La réduction du trafic maritime a été attribuée à des préoccupations de sécurité accrues dans la région, notamment en raison des activités militaires intensifiées et des tensions géopolitiques impliquant l'Iran et les nations occidentales. De nombreuses compagnies maritimes font preuve de prudence, choisissant de retarder ou de rediriger leurs navires pour éviter les risques.
Cette situation pourrait avoir des implications significatives pour les prix et l'approvisionnement mondiaux en pétrole, alors que le détroit d'Hormuz reste un point de chokepoint essentiel pour le marché de l'énergie. Les observateurs s'inquiètent de plus en plus que la réduction de l'activité maritime puisse signaler un changement plus large dans les stratégies d'expédition, les entreprises priorisant la sécurité au milieu des craintes de confrontations potentielles.

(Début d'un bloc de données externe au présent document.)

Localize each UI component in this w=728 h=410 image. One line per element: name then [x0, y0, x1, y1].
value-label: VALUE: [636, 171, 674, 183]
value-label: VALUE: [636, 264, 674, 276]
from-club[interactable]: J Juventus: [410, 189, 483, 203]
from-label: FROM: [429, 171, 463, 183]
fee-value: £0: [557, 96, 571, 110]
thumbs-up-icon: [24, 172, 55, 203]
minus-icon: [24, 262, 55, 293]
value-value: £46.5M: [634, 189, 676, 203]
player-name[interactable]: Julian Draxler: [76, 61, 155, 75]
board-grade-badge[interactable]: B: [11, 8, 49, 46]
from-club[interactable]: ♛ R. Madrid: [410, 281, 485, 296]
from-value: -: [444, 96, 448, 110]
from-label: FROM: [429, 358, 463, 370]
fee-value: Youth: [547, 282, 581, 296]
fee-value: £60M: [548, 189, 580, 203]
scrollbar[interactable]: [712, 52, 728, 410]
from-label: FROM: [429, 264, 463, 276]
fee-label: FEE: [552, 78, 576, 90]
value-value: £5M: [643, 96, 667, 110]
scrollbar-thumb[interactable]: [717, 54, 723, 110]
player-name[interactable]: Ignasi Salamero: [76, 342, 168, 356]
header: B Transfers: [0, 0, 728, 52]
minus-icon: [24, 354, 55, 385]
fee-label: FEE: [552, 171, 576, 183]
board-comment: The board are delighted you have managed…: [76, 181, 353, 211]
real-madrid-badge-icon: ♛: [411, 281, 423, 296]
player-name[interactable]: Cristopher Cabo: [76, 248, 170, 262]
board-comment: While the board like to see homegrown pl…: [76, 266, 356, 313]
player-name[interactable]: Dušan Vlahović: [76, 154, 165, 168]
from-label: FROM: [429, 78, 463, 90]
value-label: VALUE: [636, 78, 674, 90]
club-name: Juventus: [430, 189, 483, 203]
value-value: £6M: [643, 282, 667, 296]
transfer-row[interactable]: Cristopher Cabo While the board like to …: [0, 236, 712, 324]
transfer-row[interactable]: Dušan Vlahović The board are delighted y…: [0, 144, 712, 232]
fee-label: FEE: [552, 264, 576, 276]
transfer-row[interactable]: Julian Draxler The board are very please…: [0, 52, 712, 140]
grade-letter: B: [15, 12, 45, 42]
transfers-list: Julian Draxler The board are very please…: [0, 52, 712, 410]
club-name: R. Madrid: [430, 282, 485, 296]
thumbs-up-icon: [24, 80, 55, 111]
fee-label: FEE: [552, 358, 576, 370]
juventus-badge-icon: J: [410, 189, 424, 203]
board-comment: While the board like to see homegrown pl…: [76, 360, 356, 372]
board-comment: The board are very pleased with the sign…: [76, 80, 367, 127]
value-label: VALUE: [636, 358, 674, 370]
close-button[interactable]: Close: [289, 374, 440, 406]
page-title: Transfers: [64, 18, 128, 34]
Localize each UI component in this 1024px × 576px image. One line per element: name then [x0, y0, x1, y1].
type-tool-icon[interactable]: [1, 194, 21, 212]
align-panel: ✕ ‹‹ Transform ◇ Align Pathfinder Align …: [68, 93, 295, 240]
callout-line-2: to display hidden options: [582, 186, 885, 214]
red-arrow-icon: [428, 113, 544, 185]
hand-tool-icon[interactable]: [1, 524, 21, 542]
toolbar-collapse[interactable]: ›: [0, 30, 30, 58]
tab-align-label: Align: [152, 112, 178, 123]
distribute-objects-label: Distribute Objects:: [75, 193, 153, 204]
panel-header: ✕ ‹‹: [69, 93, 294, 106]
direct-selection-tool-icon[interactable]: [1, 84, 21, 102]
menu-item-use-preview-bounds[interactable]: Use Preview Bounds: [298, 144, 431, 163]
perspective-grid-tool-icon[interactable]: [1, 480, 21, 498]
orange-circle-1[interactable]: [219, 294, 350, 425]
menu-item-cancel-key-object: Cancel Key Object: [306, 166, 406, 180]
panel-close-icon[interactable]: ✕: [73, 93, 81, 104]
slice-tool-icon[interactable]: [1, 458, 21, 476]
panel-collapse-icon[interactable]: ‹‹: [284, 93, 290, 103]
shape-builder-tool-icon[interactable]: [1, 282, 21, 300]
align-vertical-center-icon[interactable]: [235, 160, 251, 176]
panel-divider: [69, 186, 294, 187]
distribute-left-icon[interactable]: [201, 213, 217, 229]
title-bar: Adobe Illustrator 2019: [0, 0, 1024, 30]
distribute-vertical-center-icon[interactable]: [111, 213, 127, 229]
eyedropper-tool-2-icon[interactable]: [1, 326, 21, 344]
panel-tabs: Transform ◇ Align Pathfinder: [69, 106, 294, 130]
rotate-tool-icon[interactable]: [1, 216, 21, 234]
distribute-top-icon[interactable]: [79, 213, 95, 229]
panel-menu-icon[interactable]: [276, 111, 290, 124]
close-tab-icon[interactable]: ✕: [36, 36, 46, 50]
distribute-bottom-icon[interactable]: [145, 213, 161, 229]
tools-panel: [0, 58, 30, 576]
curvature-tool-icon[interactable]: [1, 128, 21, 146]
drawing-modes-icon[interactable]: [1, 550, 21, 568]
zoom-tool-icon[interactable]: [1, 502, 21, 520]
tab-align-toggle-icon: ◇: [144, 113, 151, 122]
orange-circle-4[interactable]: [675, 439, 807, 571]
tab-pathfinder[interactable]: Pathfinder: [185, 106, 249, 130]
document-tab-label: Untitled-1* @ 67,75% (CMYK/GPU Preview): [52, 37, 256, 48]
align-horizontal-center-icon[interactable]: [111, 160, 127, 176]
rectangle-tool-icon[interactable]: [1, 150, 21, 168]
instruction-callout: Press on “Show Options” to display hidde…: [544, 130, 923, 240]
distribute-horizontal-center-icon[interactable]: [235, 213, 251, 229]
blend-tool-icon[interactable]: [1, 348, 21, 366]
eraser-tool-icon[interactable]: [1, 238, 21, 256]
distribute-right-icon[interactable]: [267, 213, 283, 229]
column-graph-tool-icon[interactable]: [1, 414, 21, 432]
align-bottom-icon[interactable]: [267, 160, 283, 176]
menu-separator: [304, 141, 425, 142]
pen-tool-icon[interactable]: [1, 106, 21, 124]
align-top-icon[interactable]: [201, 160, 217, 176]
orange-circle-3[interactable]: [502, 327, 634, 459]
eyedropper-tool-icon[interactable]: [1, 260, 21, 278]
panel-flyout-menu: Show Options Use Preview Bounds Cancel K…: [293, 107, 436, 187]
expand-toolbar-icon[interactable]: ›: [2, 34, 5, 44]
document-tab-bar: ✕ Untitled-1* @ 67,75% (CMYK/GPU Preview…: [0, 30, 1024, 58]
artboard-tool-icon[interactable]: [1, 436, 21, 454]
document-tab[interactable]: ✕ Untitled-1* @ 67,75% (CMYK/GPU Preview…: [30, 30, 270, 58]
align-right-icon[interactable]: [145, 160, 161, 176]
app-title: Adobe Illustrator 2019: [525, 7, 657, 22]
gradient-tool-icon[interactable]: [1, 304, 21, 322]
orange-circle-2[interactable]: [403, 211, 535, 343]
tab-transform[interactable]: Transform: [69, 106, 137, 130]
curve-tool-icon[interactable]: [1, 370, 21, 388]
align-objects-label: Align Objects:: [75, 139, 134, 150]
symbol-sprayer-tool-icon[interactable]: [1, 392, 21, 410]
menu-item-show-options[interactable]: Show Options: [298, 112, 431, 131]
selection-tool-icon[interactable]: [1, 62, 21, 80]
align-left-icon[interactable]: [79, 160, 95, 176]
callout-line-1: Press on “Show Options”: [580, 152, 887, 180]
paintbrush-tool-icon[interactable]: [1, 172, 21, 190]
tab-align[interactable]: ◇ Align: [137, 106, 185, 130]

Les experts en sécurité maritime régionale affirment qu'une présence navale accrue et une surveillance peuvent être nécessaires pour garantir un passage libre et renforcer la confiance parmi les acteurs du transport maritime. La situation reste fluide, et d'autres développements dans la région pourraient continuer à influencer les schémas de trafic maritime et les routes commerciales internationales à l'avenir.
Alors que la situation évolue, les parties prenantes sont conseillées de rester vigilantes et préparées à d'éventuelles perturbations dans le transport maritime à travers le détroit d'Hormuz.